BOLA

Broken Object Level Authorization (BOLA) is a vulnerability where an attacker can access or manipulate objects or resources they are not authorized to by manipulating object references in requests (e.g., URLs or parameters).

This can lead to unauthorized access to sensitive data or actions, as attackers can exploit insufficient authorization checks to view or modify other users' data or resources.

Implement robust server-side authorization checks, ensure that access controls are enforced for every request, and avoid exposing direct references to sensitive objects in user inputs.

General Information

Testing for BOLA involves:

1. Identifying relevant requests, i.e., requests that have resources IDs and/or that access other resources.

2. Perform A-B testing:

   1. Create and make requests as userA.

   2. Create userB and repeat the requests to userA's resources using userB's token.

Example

The below example is based on the crAPI application.

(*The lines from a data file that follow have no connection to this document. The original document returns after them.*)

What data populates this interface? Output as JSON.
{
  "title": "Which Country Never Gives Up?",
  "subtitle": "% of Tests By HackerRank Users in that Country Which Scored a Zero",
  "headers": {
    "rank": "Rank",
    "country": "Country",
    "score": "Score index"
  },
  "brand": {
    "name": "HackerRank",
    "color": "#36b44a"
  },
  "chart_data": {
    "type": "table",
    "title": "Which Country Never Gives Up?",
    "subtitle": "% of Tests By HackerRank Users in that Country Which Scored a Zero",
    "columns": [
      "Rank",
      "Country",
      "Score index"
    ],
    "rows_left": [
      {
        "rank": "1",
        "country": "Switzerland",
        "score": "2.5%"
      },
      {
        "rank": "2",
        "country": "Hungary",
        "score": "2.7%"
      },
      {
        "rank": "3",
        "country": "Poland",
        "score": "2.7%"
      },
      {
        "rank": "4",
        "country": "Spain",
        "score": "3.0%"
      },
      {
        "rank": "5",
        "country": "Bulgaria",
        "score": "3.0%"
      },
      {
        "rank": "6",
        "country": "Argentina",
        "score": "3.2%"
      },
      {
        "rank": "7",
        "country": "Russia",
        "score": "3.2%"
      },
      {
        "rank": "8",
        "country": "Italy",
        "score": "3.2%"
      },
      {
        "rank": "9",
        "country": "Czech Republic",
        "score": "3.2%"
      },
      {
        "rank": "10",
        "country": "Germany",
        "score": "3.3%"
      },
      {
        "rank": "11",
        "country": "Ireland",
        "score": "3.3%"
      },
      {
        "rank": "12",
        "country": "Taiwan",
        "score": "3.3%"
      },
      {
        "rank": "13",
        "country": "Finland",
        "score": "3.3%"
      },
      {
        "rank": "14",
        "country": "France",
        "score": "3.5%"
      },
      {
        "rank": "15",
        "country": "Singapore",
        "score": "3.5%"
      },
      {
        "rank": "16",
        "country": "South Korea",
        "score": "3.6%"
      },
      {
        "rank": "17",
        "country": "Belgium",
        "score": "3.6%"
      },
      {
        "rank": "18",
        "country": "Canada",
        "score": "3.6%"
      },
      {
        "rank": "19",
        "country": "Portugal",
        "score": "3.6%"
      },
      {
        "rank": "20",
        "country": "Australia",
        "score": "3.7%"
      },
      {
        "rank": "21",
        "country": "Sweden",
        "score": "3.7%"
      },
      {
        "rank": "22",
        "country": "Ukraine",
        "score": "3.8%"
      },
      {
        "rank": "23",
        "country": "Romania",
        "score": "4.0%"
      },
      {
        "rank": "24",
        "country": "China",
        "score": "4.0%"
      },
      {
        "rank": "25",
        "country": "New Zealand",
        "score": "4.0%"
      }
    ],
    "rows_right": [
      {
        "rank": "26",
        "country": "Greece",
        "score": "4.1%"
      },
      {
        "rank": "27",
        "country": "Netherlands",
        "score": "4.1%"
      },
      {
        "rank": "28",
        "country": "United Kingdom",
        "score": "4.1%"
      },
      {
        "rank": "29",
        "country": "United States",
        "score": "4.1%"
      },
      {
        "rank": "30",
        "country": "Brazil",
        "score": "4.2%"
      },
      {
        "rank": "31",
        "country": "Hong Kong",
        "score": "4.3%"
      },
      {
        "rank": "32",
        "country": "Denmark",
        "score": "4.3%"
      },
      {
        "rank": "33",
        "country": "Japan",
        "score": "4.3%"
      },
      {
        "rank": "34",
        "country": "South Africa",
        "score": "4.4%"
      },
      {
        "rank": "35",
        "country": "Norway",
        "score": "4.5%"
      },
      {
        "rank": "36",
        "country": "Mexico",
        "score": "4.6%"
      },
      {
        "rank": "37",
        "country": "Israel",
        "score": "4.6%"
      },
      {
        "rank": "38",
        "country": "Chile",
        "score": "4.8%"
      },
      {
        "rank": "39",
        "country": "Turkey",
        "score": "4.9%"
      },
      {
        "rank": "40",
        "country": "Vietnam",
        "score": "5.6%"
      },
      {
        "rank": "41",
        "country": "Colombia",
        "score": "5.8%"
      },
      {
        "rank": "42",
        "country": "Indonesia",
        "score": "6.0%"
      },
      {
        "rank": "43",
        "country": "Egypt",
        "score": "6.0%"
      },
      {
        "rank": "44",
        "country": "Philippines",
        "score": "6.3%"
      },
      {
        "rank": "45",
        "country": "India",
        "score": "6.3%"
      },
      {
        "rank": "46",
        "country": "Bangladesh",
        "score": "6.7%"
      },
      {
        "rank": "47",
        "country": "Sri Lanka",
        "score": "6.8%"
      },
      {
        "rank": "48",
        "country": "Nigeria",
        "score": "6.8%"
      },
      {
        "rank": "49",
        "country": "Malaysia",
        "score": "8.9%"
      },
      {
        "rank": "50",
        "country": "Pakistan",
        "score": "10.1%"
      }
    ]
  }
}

The below example shows how A/B testing works:

1. Two users are created: userA and userB (Figure 1).

Figure 1: Creating a new user account (userA).

1. We have uploaded a video on userB's profile as well as booked a vehicle.

2. We request the video and car's details with userB's token and we save these requests.

3. We then replace userB's with userA's token and trying to access the same information (Figure 2).

Figure 2: Logging in & getting userA's token.

1. We are unable to access the video information (Figure 3), but we are able to access the car's information (Figure 4). The latter is considered a BOLA flaw.

Figure 3: Trying to access userB's video with userA's token.

Figure 4: Trying to access userB's vehicle details with userA's token.